THE ENCHANTED HAT THE ADVENTURE OF MY LADY'S LETTER
It was half-after six when I entered Martin's from the Broadway side. I chose a table by the north wall and sat down on the cushioned seat. I ordered dinner, and the ample proportions of it completely hoodwinked the waiter as to the condition of my cardiac affliction: being, as I was, desperately and hopelessly and miserably in love. Old owls say that a man can not eat when he is in love. He can if he is mad at the way the object of his affections has treated him; and I was mad. To be sure, I can not recall what my order was, but the amount of the waiter's check is still vivid to my recollection.
I glanced about. The café was crowded, as it usually is at this hour. Here and there I caught glimpses of celebrities and familiar faces: journalists, musicians, authors, artists and actors. This is the time they drop in to be pointed out to strangers from out of town. It's a capital advertisement. To-night, however, none of these interested me in the slightest degree; rather, their animated countenances angered me. How could they laugh and look happy!
At my left sat a young man about my own age. He was also in evening dress. At my right a benevolent old gentleman, whose eye-glasses balanced neatly upon the end of his nose, was deeply interested in The Law Journal and a pint of mineral water. A little beyond my table was an exiled Frenchman, and the irritating odor of absinthe drifted at times across my nostrils.

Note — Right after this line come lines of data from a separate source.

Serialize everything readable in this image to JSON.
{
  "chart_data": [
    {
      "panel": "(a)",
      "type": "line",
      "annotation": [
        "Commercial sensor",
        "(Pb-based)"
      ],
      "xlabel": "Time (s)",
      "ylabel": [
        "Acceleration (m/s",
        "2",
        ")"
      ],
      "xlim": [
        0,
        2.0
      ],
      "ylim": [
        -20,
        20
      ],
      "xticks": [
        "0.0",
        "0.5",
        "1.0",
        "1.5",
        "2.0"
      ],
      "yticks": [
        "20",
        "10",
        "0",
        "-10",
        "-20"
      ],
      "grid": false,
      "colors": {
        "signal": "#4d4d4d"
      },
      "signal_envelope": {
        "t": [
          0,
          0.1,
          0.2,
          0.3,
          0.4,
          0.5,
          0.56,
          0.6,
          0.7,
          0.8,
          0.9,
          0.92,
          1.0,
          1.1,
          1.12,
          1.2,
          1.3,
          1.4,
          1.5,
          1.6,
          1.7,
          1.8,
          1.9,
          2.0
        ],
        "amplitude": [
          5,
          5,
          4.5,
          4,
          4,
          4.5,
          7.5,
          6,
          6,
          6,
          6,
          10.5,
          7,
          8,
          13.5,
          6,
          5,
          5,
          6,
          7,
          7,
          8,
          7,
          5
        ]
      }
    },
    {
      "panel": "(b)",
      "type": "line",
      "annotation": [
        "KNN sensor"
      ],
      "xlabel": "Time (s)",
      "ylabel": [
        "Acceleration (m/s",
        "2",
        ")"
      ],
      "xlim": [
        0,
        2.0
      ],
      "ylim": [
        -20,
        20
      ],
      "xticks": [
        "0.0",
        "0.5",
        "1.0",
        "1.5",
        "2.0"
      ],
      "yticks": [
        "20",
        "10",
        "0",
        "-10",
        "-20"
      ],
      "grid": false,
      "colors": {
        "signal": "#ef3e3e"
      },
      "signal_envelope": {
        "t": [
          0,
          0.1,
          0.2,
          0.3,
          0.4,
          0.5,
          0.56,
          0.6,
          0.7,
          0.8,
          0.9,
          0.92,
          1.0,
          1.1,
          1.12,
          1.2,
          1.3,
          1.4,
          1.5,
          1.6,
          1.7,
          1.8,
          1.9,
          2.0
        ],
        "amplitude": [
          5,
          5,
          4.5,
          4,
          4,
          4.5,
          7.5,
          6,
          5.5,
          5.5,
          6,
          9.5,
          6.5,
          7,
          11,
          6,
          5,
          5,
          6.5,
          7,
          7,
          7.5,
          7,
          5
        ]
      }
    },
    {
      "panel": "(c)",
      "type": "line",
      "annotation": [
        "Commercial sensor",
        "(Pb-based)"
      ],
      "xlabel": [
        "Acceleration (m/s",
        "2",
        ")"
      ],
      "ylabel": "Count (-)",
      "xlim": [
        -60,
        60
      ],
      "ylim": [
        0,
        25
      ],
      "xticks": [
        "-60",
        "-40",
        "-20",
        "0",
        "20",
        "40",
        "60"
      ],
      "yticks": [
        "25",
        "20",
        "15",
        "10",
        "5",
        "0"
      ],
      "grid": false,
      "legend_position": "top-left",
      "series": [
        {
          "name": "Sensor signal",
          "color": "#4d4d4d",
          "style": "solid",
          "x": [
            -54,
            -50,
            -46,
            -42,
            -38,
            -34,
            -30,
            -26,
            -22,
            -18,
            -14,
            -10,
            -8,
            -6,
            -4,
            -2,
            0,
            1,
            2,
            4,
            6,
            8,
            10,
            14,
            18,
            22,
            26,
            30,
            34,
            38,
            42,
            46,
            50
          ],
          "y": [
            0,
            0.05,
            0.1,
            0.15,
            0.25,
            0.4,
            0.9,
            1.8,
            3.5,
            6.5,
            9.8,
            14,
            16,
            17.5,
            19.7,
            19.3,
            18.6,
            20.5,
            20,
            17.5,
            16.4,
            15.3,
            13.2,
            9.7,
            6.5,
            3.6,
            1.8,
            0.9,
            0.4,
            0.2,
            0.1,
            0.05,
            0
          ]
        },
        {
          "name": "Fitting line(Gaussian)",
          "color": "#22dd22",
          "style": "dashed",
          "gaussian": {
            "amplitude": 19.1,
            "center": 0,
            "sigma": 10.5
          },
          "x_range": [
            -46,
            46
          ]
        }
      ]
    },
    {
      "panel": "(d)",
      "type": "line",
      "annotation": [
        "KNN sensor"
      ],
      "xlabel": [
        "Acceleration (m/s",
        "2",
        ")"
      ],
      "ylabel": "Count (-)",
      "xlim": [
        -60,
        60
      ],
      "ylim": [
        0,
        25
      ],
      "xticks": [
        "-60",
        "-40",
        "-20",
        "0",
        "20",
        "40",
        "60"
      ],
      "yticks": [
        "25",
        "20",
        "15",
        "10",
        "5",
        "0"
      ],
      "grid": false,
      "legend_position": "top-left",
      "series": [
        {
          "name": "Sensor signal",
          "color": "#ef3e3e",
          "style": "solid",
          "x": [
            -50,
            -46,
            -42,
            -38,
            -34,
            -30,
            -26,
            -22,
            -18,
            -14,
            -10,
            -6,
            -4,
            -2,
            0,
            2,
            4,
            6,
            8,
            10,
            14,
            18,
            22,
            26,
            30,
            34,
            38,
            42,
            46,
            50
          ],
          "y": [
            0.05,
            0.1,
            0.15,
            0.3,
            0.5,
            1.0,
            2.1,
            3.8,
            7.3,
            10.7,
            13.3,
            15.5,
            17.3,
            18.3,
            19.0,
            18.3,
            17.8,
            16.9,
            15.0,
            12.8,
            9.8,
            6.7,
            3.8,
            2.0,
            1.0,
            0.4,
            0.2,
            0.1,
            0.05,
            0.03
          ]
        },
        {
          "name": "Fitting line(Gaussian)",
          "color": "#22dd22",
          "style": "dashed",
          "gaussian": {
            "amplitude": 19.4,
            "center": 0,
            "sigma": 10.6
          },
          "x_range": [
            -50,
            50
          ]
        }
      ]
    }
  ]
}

With my coffee I ordered a glass of Dantzic, and watched the flakes of beaten gold waver and settle; and presently I devoted myself entirely to my own particularly miserable thoughts.... To be in love and in debt! To be with the gods one moment and hunted by a bill-collector the next! To have the girl you love snub and dismiss you for no more lucid reason than that you did not attend the dance at the Country Club when you promised you would! It did not matter that you had a case on that night from which depended a large slice of your bread and butter; no, that did not matter. Neither did the fact that you had mixed the dates. You had promised to go, and you hadn't gone or notified the girl that you wouldn't go. Your apologetic telegram she had torn into halves and returned the following morning, together with a curt note to the effect that she could not value the friendship of a man who made and broke a promise so easily. It was all over. It was a dashed hard world. How the deuce do you win a girl, anyhow?
Supposing, besides, that you possessed a rich uncle who said that on the day of your wedding he would make over to you fifty thousand in Government three per cents? Hard, wasn't it? Suppose that you were earning about two thousand a year, and that the struggle to keep up smart appearances was a keen one. Wouldn't you have been eager to marry, especially the girl you loved? A man can not buy flowers twice a week, dine before and take supper after the theater twice a week, belong (and pay dues and house-accounts) to a country club, a town club and keep respectable bachelor apartments on two thousand ... and save anything. And suppose the girl was independently rich? Heigh-ho!
I find that a man needs more money in love than he does in debt. This is not to say that I was ever very hard pressed; but I hated to pay ten dollars "on account" when the total was only twenty. You understand me, don't you? If you don't, somebody who reads this will. Of course, the girl knew nothing about these things. A young man always falls into the fault of magnifying his earning capacity to the girl he loves. You see, I hadn't told her yet that I loved her, though I was studying up somebody on Moral and Physical Courage for that purpose.
And now it was all over!
I did not care so much about my uncle's gold-bonds, but I did think a powerful lot of the girl. Why, when I recall the annoyances I've put up with from that kid brother of hers!... Pshaw, what's the use?